Background
Many dedicated cone‐beam CT (CBCT) systems have irregular scanning trajectories. Compared with the standard CBCT calibration, accurate calibration for CBCT systems with irregular trajectories is a more complex task, since the geometric parameters for each scanning view are variable. Most of the existing calibration methods assume that the intrinsic geometric relationship of the fiducials in the phantom is precisely known, and rarely delve deeper into the issue of whether the phantom accuracy is adapted to the calibration model.
Purpose
A high‐precision phantom and a highly robust calibration model are interdependent and mutually supportive, and they are both important for calibration accuracy, especially for the high‐resolution CBCT. Therefore, we propose a calibration scheme that considers both accurate phantom measurement and robust geometric calibration.
Methods
Our proposed scheme consists of two parts: (1) introducing a measurement model to acquire the accurate intrinsic geometric relationship of the fiducials in the phantom; (2) developing a highly noise‐robust nonconvex model‐based calibration method.
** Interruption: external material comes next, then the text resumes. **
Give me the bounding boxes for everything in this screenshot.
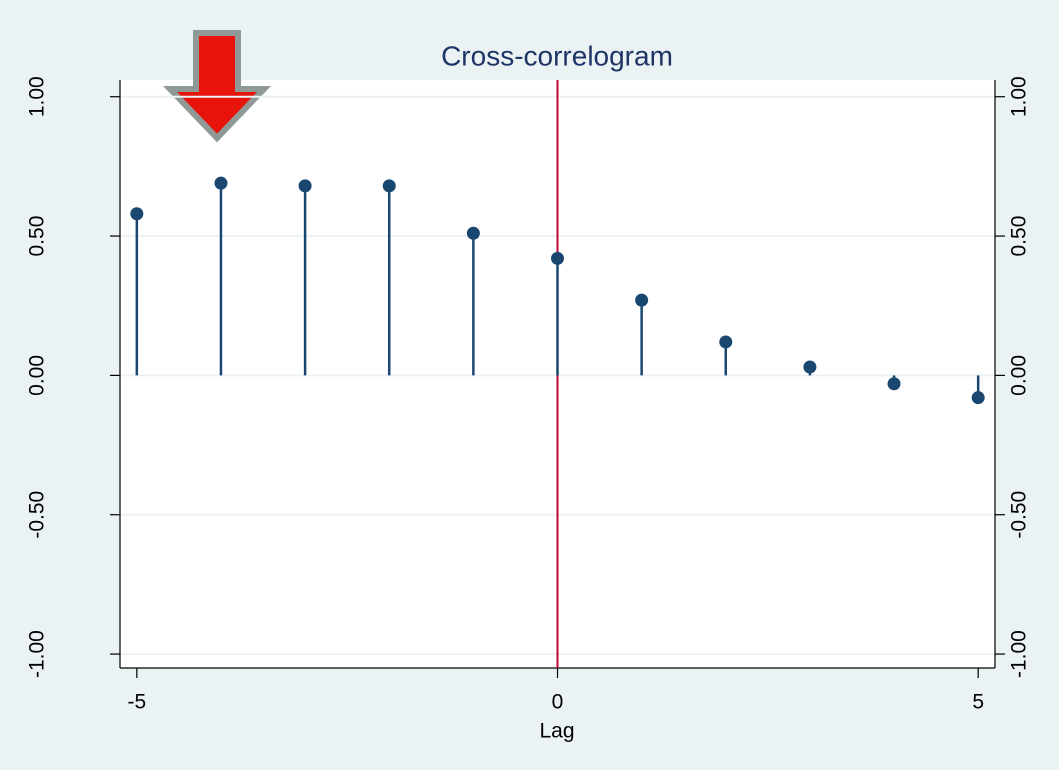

The measurement model in the first part is achieved by extending our previous high‐precision geometric calibration model suitable for CBCT with circular trajectories. In the second part, a novel iterative method with optimization constraints based on a back‐projection model is developed to solve the geometric parameters of each view.
Results
The simulations and real experiments show that the measurement errors of the fiducial ball bearings (BBs) are within the subpixel level. With the help of the geometric relationship of the BBs obtained by our measurement method, the classic calibration method can achieve good calibration based on far fewer BBs. All metrics obtained in simulated experiments as well as in real experiments on Micro CT systems with resolutions of 9 and 4.5 μm show that the proposed calibration method has higher calibration accuracy than the competing classic method. It is particularly worth noting that although our measurement model proves to be very accurate, the classic calibration method based on this measurement model can only achieve good calibration results when the resolution of the measurement system is close to that of the system to be calibrated, but our calibration scheme enables high‐accuracy calibration even when the resolution of the system to be calibrated is twice that of the measurement system.
Conclusions
The proposed combined geometrical calibration scheme does not rely on a phantom with an intricate pattern of fiducials, so it is applicable in Micro CT with high resolution. The two parts of the scheme, the “measurement model” and the “calibration model,” prove to be of high accuracy. The combination of these two models can effectively improve the calibration accuracy, especially in some extreme cases.